“Secretaries don’t wear uniforms,” was the other’s response.

“No, but you’ll soon rise to be something else,” the barrister assured him. “A fellow isn’t singled out by a foreign Government like you are unless he gets something worth having in a year or two! They’ll appreciate you more than our friend the provision-dealer has done. I shan’t forget the way the fellow spoke to me when I called upon you that morning. He couldn’t have treated a footman worse than you and me. I felt like addressing the Court for the defence.”

“Well, it’s all over now,” laughed his friend. “This evening I shall give him notice to leave his service, and I admit frankly that I shall do so with the greatest pleasure.”

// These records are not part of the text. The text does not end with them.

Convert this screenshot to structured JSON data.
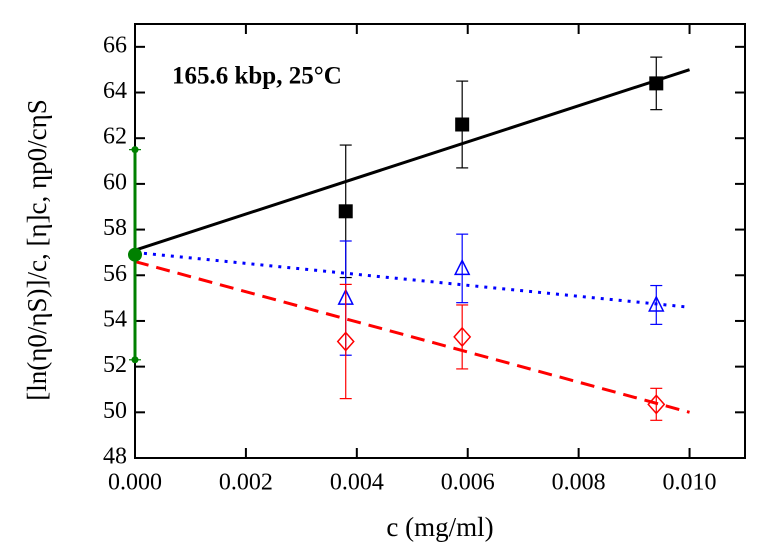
{
  "chart_data": {
    "type": "scatter",
    "annotation": "165.6 kbp, 25°C",
    "annotation_color": "#800080",
    "x_label": "c (mg/ml)",
    "y_label": "[ln(η0/ηS)]/c,  [η]c,  ηp0/cηS",
    "xlim": [
      0,
      0.011
    ],
    "ylim": [
      48,
      67
    ],
    "xticks": [
      {
        "value": 0,
        "label": "0.000"
      },
      {
        "value": 0.002,
        "label": "0.002"
      },
      {
        "value": 0.004,
        "label": "0.004"
      },
      {
        "value": 0.006,
        "label": "0.006"
      },
      {
        "value": 0.008,
        "label": "0.008"
      },
      {
        "value": 0.01,
        "label": "0.010"
      }
    ],
    "yticks": [
      48,
      50,
      52,
      54,
      56,
      58,
      60,
      62,
      64,
      66
    ],
    "series": [
      {
        "marker": "square",
        "color": "#000000",
        "x": [
          0.0038,
          0.0059,
          0.0094
        ],
        "values": [
          58.8,
          62.6,
          64.4
        ],
        "errors": [
          2.9,
          1.9,
          1.15
        ]
      },
      {
        "marker": "triangle",
        "color": "#0000ff",
        "x": [
          0.0038,
          0.0059,
          0.0094
        ],
        "values": [
          55.0,
          56.3,
          54.7
        ],
        "errors": [
          2.5,
          1.5,
          0.85
        ]
      },
      {
        "marker": "diamond",
        "color": "#ff0000",
        "x": [
          0.0038,
          0.0059,
          0.0094
        ],
        "values": [
          53.1,
          53.3,
          50.35
        ],
        "errors": [
          2.5,
          1.4,
          0.7
        ]
      },
      {
        "marker": "circle",
        "color": "#008000",
        "x": [
          0
        ],
        "values": [
          56.9
        ],
        "errors": [
          4.6
        ]
      }
    ],
    "fits": [
      {
        "color": "#000000",
        "dash": "none",
        "x": [
          0,
          0.01
        ],
        "values": [
          57.1,
          65.0
        ]
      },
      {
        "color": "#0000ff",
        "dash": "3 6",
        "x": [
          0,
          0.01
        ],
        "values": [
          57.0,
          54.6
        ]
      },
      {
        "color": "#ff0000",
        "dash": "14 8",
        "x": [
          0,
          0.01
        ],
        "values": [
          56.6,
          50.0
        ]
      }
    ]
  }
}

“I should think so, indeed,” Billy remarked. “And don’t forget to tell him our private opinion of such persons as himself. He may be interested to know what a mere man-in-the-street thinks of a moneyed dealer in butter and bacon. By Jove! if I only had the chance I should make a few critical remarks that he would not easily forget.”

“I quite believe it!” exclaimed George merrily. “But now I’m leaving him we can afford to let bygones be bygones. I only pity the poor devil who becomes my successor.”

And both men again lapsed into a thoughtful silence, George’s mind being filled with recollections of those warm summer days of tea-drinking and tennis when he was guest of his uncle, the Reverend Basil Sinclair, at Thornby.

What, he wondered, could have induced that tall, sallow-faced foreigner, the Italian Under-Secretary for War, to offer him such a lucrative appointment? He had only met him once, for a few moments, when the Minister’s wife had introduced them in an interval of tennis on the lawn at Orton.

There was a motive in it. But what it was he could not discern.